Jerzy Homa, jeden z właścicieli obrazów artysty:
– Moja znajomość z Grzesiem (pozwolę sobie na poufałość) zaczęła się zupełnie przypadkiem, już po jego wyjedzie z Gorzowa Wielkopolskiego. Oczywiście wiedziałem wcześniej o istnieniu takiego malarza i z zazdrością podziwiałem jego obrazy będące w zbiorach moich przyjaciół i znajomych. Traf sprawił, że w 2019 roku spotkaliśmy się osobiście. Grzegorz to nie tylko malarstwo, rysunek, ceramika, ale przede wszystkim niezwykła wrażliwość i szczególny, bliski mi sposób widzenia świata, tego rzeczywistego i pozazmysłowego. Moda, trendy, nie są dla niego ważne. Robi swoje. Potrafi jedna barwną kropką zdefiniować wielki obraz.
Ale nie o rozmiar tu chodzi. Chodzi o intuicję i otwartość na otaczające nas czas i miejsca. Dzięki temu każdy obraz jest kompletny i jednocześnie jest częścią całości, każdy przywołuje jakieś, czasem nie do końca nazwane myśli, uczucia, nastroje, odległe skojarzenia. Wszystko to jest wynikiem pracowitości, biegłości w malarstwie, a przede wszystkim umiejętności oddania nastroju chwili. Najnowsze cykle „Zapach księżyca” i „Okolica Weissa” są syntezą otaczającego świata, przeszłości i teraźniejszości. Brak dosłowności sprawia, że obrazy wręcz oddychają i świecą własnym światem.

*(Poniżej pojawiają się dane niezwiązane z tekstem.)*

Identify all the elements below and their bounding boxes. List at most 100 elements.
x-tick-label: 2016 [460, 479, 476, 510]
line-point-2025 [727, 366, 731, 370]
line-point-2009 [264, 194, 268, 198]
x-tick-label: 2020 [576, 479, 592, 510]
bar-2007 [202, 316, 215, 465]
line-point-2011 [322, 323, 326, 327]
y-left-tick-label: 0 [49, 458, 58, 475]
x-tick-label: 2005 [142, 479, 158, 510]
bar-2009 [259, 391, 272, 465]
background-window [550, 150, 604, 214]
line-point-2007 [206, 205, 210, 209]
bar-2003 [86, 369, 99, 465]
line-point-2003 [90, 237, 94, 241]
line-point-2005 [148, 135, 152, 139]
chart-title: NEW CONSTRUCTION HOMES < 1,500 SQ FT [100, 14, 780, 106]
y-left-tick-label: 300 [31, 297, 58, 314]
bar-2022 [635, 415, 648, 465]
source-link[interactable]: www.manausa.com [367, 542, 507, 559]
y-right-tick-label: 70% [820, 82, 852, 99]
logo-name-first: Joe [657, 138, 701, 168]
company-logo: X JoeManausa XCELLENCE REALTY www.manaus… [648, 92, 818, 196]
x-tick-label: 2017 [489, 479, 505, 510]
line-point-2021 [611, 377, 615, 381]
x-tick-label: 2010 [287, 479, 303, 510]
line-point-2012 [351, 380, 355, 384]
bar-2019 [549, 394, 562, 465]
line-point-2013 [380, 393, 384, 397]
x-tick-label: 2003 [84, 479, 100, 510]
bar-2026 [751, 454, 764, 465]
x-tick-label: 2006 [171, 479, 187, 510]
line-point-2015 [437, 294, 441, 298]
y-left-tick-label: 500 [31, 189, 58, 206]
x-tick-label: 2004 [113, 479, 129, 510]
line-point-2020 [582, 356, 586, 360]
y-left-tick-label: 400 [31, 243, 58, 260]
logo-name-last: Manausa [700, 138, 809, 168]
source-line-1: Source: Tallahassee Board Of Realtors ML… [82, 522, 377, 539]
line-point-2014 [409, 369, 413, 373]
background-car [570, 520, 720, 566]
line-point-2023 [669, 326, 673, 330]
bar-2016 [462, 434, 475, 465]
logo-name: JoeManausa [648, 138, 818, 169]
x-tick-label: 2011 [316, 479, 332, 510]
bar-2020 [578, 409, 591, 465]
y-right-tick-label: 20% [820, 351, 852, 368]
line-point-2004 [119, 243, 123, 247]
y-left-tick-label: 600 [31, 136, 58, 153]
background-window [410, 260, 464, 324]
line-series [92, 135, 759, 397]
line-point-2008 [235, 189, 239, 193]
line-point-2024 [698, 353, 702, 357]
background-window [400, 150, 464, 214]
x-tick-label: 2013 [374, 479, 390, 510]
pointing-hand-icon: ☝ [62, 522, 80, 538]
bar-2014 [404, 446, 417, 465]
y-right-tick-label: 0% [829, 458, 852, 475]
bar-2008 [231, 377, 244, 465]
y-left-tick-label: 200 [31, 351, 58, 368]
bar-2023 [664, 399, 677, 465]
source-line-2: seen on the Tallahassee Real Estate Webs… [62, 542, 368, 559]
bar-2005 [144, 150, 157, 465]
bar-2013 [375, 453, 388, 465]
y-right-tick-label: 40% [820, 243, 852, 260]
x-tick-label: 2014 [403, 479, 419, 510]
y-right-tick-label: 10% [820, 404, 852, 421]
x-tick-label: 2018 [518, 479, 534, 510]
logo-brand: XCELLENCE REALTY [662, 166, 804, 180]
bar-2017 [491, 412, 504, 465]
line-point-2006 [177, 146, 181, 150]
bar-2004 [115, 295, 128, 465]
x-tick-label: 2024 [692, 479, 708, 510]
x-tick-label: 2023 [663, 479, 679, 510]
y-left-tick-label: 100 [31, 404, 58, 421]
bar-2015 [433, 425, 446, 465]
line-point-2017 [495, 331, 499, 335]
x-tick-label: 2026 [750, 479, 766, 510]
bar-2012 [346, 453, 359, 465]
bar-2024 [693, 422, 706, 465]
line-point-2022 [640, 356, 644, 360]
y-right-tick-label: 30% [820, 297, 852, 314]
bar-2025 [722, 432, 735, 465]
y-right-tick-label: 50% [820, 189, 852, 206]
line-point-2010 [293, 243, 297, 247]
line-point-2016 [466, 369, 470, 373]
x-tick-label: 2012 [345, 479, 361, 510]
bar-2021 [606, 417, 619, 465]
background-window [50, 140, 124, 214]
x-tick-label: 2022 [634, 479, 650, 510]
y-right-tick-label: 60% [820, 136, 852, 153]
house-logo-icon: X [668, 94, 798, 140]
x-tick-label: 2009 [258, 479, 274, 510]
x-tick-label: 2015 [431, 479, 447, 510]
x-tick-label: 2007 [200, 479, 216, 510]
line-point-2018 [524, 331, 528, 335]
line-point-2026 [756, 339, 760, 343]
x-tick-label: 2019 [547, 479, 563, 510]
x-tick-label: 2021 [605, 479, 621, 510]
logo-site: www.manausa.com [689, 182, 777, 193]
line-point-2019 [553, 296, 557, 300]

Grzegorz rzadko maluje portrety – posiadanie trzech poczytuję sobie za zaszczyt…
Czas Piotrowskiego
Na swoim profilu w social mediach Grzegorz L. Piotrowski publikuje swoje prace. Co jakiś czas, pod „starymi” postami dodaje w komentarzu słowo CZAS.
Czas od 2004 do 2008 roku – Akty
Cykl Moja okolica lata 2012 – 2016
Cykl o osobach wykluczonych powstaje przez wiele lat, Powstaje na przestrzeni wielu lat 2010-2022
Cykl Droga i Okolica – 2016 – 2019 . Bliżej abstrakcji
Rysunek – od zawsze…
Obrazy , rysunki, a nawet ceramiczne kafle są w wielu kolekcjach prywatnych. Obraz „Zapomniany” uczestniczył w wystawie „Wróblewski i po… Sztuka realizmu bezpośredniego” w Muzeum Narodowym w Lublinie (2023 r.).